Specific stakeholder engagement
9.21 As part of any hard shoulder running scheme on the motorway network it will be important to involve specific stakeholders from an early stage in the plans. The main group where this will be especially important are the emergency services, although road user groups will also be important partners for educating drivers.
9.22 Working with the emergency services is important firstly convince them of the safety of the system’s operation and any measures implemented within their area. But secondly, it is important that members of the emergency services understand how the system operates, and the arrangements for responding to emergency incidents, for example driving down lanes which have been closed to traffic to allow emergency access.
9.23 The emergency services were fully consulted on the detailed arrangements for dealing with incidents in relation to the M42 pilot. Similar detailed engagement will be needed both on a local and national basis if hard shoulder running is to be rolled out on a wider scale. As chapter 5 explained, concerns have been expressed by the Chief Fire Officers Association, which relate primarily to the fact that there has not yet been a major incident to test in full the emergency access arrangements on the M42 scheme.
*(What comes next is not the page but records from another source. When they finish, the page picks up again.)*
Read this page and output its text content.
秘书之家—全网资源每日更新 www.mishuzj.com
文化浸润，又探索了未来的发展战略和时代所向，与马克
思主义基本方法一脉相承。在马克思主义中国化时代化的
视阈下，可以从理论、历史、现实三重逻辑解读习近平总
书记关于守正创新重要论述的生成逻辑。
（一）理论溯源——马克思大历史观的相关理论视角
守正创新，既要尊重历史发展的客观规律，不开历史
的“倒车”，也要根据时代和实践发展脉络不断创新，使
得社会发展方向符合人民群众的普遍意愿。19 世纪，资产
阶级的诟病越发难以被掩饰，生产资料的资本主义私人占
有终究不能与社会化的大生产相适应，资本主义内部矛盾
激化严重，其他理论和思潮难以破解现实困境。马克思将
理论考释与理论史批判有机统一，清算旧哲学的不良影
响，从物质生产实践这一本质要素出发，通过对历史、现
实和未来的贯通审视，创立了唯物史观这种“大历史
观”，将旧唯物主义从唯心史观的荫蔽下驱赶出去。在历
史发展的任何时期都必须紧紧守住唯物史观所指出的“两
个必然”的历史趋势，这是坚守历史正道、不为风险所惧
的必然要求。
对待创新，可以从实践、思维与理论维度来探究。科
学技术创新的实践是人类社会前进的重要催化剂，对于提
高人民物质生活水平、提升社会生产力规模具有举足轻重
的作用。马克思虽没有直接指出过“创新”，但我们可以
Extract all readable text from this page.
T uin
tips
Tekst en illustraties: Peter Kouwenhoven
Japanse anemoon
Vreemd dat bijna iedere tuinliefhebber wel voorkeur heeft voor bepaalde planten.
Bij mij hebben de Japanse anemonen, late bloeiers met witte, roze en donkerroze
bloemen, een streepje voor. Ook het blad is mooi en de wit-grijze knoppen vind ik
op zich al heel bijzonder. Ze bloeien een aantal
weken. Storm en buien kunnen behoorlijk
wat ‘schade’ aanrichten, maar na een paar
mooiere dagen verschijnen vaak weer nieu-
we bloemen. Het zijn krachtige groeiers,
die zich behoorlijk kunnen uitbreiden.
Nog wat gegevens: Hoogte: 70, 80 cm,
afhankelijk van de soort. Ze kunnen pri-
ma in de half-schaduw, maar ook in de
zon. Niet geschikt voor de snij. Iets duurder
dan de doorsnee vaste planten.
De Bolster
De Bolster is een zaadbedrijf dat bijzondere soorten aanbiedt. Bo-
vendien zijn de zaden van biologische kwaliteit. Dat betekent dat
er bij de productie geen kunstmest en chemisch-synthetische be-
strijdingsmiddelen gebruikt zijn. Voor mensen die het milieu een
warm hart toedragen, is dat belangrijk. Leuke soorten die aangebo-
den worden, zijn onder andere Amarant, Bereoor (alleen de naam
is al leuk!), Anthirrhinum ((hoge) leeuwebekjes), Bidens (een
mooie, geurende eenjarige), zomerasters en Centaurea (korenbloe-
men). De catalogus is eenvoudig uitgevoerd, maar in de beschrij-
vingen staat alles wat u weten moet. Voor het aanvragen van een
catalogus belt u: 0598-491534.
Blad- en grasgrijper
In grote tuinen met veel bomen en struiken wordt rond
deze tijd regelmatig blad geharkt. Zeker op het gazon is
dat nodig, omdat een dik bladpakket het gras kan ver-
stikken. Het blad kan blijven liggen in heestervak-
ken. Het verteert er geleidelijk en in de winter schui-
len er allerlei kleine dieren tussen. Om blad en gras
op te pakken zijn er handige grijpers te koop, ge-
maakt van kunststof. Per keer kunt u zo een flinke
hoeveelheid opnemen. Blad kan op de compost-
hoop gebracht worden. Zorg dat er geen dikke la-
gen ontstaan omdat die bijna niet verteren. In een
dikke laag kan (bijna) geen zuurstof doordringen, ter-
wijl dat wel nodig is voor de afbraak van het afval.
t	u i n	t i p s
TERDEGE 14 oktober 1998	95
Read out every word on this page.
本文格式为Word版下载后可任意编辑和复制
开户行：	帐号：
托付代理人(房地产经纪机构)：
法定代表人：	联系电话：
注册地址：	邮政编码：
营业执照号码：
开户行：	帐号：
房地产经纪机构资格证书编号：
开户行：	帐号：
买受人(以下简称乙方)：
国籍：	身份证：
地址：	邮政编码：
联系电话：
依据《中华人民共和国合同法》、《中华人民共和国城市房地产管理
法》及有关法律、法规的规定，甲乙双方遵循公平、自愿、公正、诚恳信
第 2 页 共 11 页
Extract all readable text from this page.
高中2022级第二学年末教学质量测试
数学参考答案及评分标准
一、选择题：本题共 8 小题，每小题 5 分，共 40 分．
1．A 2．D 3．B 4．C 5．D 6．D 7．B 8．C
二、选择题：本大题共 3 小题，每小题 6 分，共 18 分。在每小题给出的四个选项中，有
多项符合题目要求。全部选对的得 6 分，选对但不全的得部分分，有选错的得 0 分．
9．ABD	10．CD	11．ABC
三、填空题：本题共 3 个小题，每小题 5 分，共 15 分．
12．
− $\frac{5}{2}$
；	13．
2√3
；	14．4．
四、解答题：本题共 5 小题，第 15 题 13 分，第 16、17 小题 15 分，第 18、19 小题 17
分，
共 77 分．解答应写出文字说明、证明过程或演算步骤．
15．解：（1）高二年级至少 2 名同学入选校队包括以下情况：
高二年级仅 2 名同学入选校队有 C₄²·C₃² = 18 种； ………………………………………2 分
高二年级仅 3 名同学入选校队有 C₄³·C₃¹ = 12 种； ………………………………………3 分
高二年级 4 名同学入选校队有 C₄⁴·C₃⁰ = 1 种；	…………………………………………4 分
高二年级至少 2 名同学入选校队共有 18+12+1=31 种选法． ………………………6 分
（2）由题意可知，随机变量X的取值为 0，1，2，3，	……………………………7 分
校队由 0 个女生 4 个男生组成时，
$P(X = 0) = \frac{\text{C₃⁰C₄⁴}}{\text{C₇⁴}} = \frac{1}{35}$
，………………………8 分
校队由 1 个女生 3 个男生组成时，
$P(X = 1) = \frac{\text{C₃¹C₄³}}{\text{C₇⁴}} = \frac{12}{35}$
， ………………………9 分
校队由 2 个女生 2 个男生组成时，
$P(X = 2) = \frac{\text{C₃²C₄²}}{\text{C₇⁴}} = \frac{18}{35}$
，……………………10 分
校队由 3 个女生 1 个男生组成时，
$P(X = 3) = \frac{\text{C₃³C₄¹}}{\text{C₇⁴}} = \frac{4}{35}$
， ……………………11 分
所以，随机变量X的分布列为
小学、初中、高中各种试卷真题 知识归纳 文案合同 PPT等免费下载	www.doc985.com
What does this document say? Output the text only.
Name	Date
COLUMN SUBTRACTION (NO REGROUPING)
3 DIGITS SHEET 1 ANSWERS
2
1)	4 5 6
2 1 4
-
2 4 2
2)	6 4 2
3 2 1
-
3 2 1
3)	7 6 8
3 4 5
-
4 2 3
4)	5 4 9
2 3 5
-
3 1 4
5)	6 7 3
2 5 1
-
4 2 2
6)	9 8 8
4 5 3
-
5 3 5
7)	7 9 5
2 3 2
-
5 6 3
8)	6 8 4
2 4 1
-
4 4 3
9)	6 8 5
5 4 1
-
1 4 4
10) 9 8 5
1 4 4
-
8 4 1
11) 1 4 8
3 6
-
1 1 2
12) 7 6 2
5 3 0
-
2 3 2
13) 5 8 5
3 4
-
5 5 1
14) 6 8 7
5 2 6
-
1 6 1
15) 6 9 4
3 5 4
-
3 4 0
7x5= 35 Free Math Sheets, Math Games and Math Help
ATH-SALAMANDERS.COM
We will need to work through these in detail as the operational regimes of any future schemes are developed.
Summary of conclusions
9.24 To summarise:
- Any wider scale roll out of hard shoulder running and other advanced traffic management interventions should be accompanied by appropriate measures aimed at ensuring the public are properly informed about how hard shoulder operates and the benefits its effective use bring, building on the successful elements of the M42 communications activities;
- In devising and implementing our communications activity we should explore opportunities to work with the representatives of various road user groups, the driving standards agency and others, looking for ways to maximise the receipt and effectiveness of our messages;
- In operational terms, it will be crucial to work with the emergency services both locally in relation to any specific future hard shoulder running scheme and nationally, to agree the protocols that will underpin the arrangements for dealing with incidents on a more managed motorway network.